Mesurer l’environnement pour motiver les équipes

Dans la recherche de la motivation d’une équipe il y a un élément essentiel : l’inertie. On peut voir l’inertie comme la force qui tend à conserver la vitesse de progression d’une équipe. En deux mots il est compliqué de motiver une équipe non motivée, et inversement une équipe qui a conscience de ses avancées restera motivée pour progresser. Il est donc important de travailler sur cette inertie en mettant en évidence les changements et sa progression. On note souvent ce feedback à l’agilité : On a moins l’impression de progresser, car on est passé de grands bonds une ou deux fois par an à des petits pas tous les jours.

Pour mettre en évidence ces progressions, il faut refléter les changements aux équipes, et pour cela on peut utiliser les métriques. Je vous propose une synthèse de ce que j’ai pu lire ou entendre sur les métriques. afin de savoir quand et comment les utiliser.

Les métriques internes oui, les métriques externes non !

Tout d’abord, il faut bien mettre en avant le fait que les métriques doivent pour avoir un seul objectif, le reflet des modifications de l’équipe pour l’équipe.

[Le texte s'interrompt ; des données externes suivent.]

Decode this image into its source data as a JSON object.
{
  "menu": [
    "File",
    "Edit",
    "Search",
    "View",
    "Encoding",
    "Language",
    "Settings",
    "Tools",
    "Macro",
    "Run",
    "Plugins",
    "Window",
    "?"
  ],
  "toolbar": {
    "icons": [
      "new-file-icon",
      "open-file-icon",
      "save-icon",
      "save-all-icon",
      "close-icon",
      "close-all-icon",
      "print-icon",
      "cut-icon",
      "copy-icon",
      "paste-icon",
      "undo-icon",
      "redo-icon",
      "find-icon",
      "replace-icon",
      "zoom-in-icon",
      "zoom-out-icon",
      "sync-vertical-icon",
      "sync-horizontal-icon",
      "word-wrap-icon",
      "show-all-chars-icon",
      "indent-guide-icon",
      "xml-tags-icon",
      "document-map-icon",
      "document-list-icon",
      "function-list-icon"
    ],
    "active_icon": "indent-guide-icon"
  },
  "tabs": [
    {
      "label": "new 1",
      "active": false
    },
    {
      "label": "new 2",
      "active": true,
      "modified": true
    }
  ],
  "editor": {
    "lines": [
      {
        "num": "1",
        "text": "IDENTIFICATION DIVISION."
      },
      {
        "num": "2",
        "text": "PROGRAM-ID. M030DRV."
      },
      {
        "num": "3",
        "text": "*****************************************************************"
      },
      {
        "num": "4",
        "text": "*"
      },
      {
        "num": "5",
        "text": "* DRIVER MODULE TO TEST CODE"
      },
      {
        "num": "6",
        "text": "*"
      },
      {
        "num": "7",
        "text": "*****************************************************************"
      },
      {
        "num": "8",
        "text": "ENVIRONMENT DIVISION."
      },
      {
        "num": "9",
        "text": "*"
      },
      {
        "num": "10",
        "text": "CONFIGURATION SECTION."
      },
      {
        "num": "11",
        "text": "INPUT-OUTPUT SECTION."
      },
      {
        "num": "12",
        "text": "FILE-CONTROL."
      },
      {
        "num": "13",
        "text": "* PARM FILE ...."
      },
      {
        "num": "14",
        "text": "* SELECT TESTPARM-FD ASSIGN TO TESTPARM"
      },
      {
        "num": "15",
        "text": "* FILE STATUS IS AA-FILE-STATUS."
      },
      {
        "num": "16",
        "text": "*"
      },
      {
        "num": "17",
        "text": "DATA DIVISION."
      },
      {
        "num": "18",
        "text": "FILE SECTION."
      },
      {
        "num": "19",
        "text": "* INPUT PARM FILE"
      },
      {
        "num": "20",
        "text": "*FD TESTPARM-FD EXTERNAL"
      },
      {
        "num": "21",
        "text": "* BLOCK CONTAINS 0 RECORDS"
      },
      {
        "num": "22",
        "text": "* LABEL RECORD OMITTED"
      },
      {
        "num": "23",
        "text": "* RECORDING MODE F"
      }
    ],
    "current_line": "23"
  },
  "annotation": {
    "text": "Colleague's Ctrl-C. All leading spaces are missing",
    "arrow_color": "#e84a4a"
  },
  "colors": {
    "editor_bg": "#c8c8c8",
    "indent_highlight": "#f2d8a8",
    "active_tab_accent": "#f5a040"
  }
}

Quand on utilise des métriques pour évaluer la performance d’une équipe, ou quand on introduit des primes sur objectif, on introduit un axe de jeu à l’évolution de la métrique. Ce bénéfice est facile à obtenir en jouant avec les valeurs, alors au lieu d’avoir une amélioration sereine, on a simplement une modification des facteurs de calcul sans réel progrès. Un exemple simple : Si je suis évalué au nombre d’histoires réalisées, je vais découper plus finement mes histoires afin d’en avoir un plus grand nombre. Si je suis évalué au nombre de points réalisés, je vais les gonfler, de toute façon toutes les estimations sont fausses par définition. C’est pourquoi il faut que les métriques soient créées par l’équipe et visible uniquement par cette dernière.

Beaucoup de métriques simples plutôt que des métriques précises

Quand on essaie d’améliorer une métrique en effectuant une action, on y arrive (presque) toujours. Seulement c’est souvent au détriment d’un autre point. Pour palier ce problème il faut essayer de couvrir l’ensemble des leviers associés aux modifications que l’on souhaite apporter. Par exemple, si vous souhaitez travailler sur la vélocité d’une équipe, alors il faudra aussi surveiller des indicateur de qualité du code, de qualité du produit, de couverture de tests, de stabilité d’estimations, du nombre d’histoires réalisées… Plus la zone est couverte, plus l’apprentissage sera important. L’important est de choisir des métriques simples ou automatiquement calculées. Il faut ensuite les noter à intervalle réguliers (Jours/Semaines/Sprint) afin de voir leur évolution.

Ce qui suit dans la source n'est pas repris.